Our basic social unit is about 50; it is still the unit of our cousins the gorillas and chimpanzees, and is deep inside all of us, the size we are easiest and happiest with. But unlike our cousins we found a way to combine those groups of 50 into tribes of 500 or so: the battalion, the parliaments, the schools, the one-man business, the village – it crops up everywhere. It is the largest group in which pretty much everyone knows everyone else.

That’s fine for a hunting tribe, but it gets harder as numbers grow, and especially when this larger community starts to develop permanent institutions – an army, a legal system and the whole apparatus of civilisation. The problem is that the old system of tribal chieftain grows into a dictatorship. But overthrowing the dictator brings the whole edifice crashing down.
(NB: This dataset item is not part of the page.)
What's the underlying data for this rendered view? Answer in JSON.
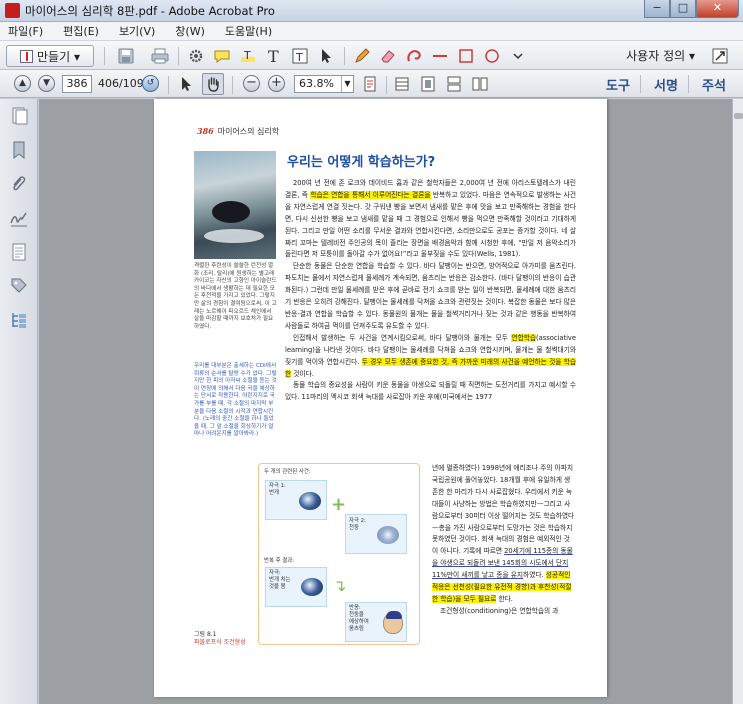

So what we need is a system of government that makes it possible to get rid of a failing leadership while leaving the institutional framework intact. We want, in other words, to separate the state and the government. We need a government that can be democratically removed and replaced, and a state that carries on regardless. When they are united in a single person you have a dictatorship (and there are still quite a few of those around). Separating them is the start of a democratic state and a free society.

I believe that a hereditary monarchy is the best institution yet created for symbolising, embodying and representing the state. The government is our means of institutionalising conflict. It is about ideas, about immediate problems. The state is our means of institutionalising national unity: it is about shared values, common interest, permanence and continuity. It is what we all belong to and form a part of, whatever our political differences.

Of course you can elect a head of state, but it can be a problem if he is a political figure: Watergate paralysed the U.S. in a way it would not have done if Nixon was only the head of the government.

It is the fact that the monarchy has no day-to-day power that gives it its strength. That, and the fact that a family is something we can all understand.

As Walter Bagehot wrote in 1867: ‘The best reason why monarchy is a strong government is that it is an intelligible government. The mass of mankind understand it, and they hardly anywhere in that world understand any other.’

In Bagehot’s time, of course, there were still huge political meetings; people felt very much a part of the government process.

Today the political meeting is dead, political parties have tiny memberships, and politicians are almost universally despised. In this situation, events like the Royal Wedding and the Diamond Jubilee are more important than ever before in sustaining and displaying our sense of national identity and national unity.